I contemplated throwing you against the wall. And then I remembered how much I had paid for you the day before. Your parents paid me to marry you; at least that's what they told you. The reality is much bleaker and detrimental to my economic reality, so we'll stick with the story that you only have me because I'm willing to take you on. Arranged marriages and all that...

There you go! Beeping at me again! Honestly! Annoying as hell. I don't do that to you -- why do you think it's OK to do that to me? Answer that, huh?!

Back to the other morning --

I did wake up immediately -- that was not the problem. You certainly are loud. You could wake the dead. Even. My. Mother.

Within minutes, all my children were in the bedroom, groaning for me to turn you off. You'd have thought the house alarm was going off and not just a silly bedside alarm clock.

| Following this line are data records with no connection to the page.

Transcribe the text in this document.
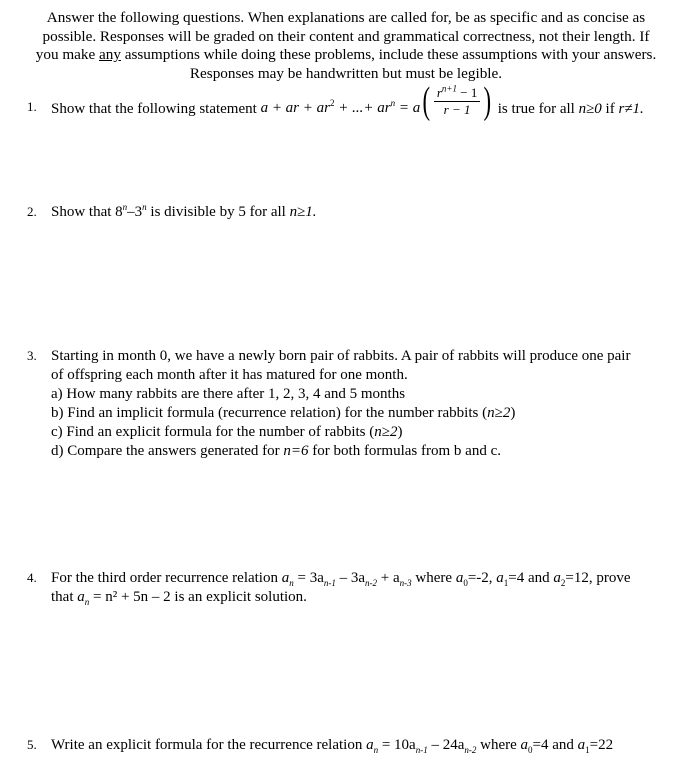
Answer the following questions. When explanations are called for, be as specific and as concise as
possible. Responses will be graded on their content and grammatical correctness, not their length. If
you make any assumptions while doing these problems, include these assumptions with your answers.
Responses may be handwritten but must be legible.
1. Show that the following statement a + ar + $ar^2$ + ...+ $ar^n = a( \frac{r^{n+1} - 1}{r - 1}$ ) is true for all n≥0 if r≠1.
2. Show that 8$^n$–3$^n$ is divisible by 5 for all n≥1.
3. Starting in month 0, we have a newly born pair of rabbits. A pair of rabbits will produce one pair
of offspring each month after it has matured for one month.
a) How many rabbits are there after 1, 2, 3, 4 and 5 months
b) Find an implicit formula (recurrence relation) for the number rabbits (n≥2)
c) Find an explicit formula for the number of rabbits (n≥2)
d) Compare the answers generated for n=6 for both formulas from b and c.
4. For the third order recurrence relation $a_n = 3a_{n-1} - 3a_{n-2} + a_{n-3}$ where $a_0=-2$, $a_1=4$ and $a_2=12$, prove
that $a_n = n^2 + 5n - 2$ is an explicit solution.
5. Write an explicit formula for the recurrence relation $a_n = 10a_{n-1} - 24a_{n-2}$ where $a_0=4$ and $a_1=22$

It seems that my mistake was touching your face -- where, indeed, the "dismiss" icon shows up when your alarm goes off -- but I touched your face in the WRONG. PLACE. And then you, silly little thing, decided to hide the icon. I thought that was inconsiderate of you. Honestly, couldn't you have left it up until I saw it?

I still have no idea how I turned you off.

But at least I can say that once, just once, I did figure out how to shut you up.

Let's get this ironed out before I have to trade you in for the old model, who had the decency to stay quiet. I *do* know how to turn off the old alarm clock.